Xia B, Ke H, Inouye M
Department of Biochemistry, UMDNJ-Robert Wood Johnson Medical School, 675 Hoes Lane, Piscataway, NJ 08854, USA.
Mol Microbiol. 2001 Apr;40(1):179-88. doi: 10.1046/j.1365-2958.2001.02372.x.
Escherichia coli contains a large CspA family, CspA to CspI. Here, we demonstrate that E. coli is highly protected against cold-shock stress, as these CspA homologues existed at approximately a total of two million molecules per cell at low temperature and growth defect was not observed until four csp genes (cspA, cspB, cspE and cspG) were deleted. The quadruple-deletion strain acquired cold sensitivity and formed filamentous cells at 15 degrees C although chromosomes were normally segregated. The cold-sensitivity and filamentation phenotypes were suppressed by all members of the CspA family except for CspD, which causes lethality upon overexpression. Interestingly, the cold sensitivity of the mutant was also suppressed by the S1 domain of polynucleotide phosphorylase (PNPase), which also folds into a beta-barrel structure similar to that of CspA. The present results show that cold-shock proteins and S1 domains share not only the tertiary structural similarity but also common functional properties, suggesting that these seemingly distinct protein categories may have evolved from a common primordial RNA-binding protein.

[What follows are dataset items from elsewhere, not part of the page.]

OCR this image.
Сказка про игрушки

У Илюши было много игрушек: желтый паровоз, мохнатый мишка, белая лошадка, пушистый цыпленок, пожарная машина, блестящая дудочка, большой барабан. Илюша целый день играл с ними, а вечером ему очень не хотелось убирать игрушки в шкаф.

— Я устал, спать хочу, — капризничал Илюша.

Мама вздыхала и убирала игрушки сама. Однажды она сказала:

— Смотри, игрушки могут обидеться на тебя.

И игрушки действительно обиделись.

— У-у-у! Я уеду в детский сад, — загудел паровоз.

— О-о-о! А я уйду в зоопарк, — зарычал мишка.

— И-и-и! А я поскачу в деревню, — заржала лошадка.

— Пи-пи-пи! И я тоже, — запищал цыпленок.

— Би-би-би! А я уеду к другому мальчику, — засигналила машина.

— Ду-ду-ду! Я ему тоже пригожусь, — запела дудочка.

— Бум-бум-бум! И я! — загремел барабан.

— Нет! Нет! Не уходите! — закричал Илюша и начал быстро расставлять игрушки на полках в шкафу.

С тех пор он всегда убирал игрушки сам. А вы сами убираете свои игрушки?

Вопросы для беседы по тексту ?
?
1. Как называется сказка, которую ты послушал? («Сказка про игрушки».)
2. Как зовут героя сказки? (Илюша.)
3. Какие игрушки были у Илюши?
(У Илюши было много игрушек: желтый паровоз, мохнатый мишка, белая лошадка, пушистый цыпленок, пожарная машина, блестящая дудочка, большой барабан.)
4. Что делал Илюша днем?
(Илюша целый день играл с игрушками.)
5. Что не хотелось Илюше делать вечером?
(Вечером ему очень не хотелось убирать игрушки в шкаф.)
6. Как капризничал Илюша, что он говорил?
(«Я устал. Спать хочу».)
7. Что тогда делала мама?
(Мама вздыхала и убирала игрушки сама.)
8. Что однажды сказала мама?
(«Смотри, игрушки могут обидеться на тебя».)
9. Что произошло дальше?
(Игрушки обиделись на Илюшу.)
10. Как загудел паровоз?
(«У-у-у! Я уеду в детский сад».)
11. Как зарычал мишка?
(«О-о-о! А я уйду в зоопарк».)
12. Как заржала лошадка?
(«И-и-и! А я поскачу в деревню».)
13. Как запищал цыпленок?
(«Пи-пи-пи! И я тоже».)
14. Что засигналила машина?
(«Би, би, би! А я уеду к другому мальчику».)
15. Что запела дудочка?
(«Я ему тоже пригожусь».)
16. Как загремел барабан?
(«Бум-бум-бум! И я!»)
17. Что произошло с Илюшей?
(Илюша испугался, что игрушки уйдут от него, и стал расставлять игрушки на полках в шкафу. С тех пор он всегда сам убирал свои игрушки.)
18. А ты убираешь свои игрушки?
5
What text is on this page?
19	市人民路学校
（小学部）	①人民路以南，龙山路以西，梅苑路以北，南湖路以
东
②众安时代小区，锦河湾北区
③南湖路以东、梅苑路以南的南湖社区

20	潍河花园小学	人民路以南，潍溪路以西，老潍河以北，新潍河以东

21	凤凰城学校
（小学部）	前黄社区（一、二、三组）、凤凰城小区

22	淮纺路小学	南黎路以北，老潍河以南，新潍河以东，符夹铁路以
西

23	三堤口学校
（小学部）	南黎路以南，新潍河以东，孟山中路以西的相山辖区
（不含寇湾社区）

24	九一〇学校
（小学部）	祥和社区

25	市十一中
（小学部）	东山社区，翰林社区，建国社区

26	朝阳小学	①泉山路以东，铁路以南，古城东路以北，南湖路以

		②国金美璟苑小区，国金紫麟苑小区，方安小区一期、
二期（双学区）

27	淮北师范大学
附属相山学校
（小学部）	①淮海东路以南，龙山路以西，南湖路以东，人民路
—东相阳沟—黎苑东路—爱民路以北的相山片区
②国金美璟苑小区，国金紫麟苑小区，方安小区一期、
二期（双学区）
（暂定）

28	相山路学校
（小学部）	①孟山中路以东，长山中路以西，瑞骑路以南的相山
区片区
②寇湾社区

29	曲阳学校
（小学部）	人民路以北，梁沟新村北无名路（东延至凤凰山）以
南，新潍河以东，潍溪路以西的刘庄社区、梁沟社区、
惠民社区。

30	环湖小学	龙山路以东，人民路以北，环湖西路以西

大肠杆菌含有一个庞大的CspA家族,从CspA到CspI。在此,我们证明大肠杆菌对冷休克胁迫具有高度抗性,因为这些CspA同源物在低温下每个细胞中大约总共存在两百万个分子,并且直到四个csp基因(cspA、cspB、cspE和cspG)被缺失才观察到生长缺陷。四缺失菌株获得了冷敏感性,并且在15摄氏度时形成丝状细胞,尽管染色体正常分离。除了CspD(过表达时会导致致死性)之外,CspA家族的所有成员都抑制了冷敏感性和丝状化表型。有趣的是,多核苷酸磷酸化酶(PNPase)的S1结构域也抑制了突变体的冷敏感性,该结构域也折叠成与CspA类似的β桶结构。目前的结果表明,冷休克蛋白和S1结构域不仅具有三级结构相似性,而且具有共同的功能特性,这表明这些看似不同的蛋白质类别可能是从一个共同的原始RNA结合蛋白进化而来的。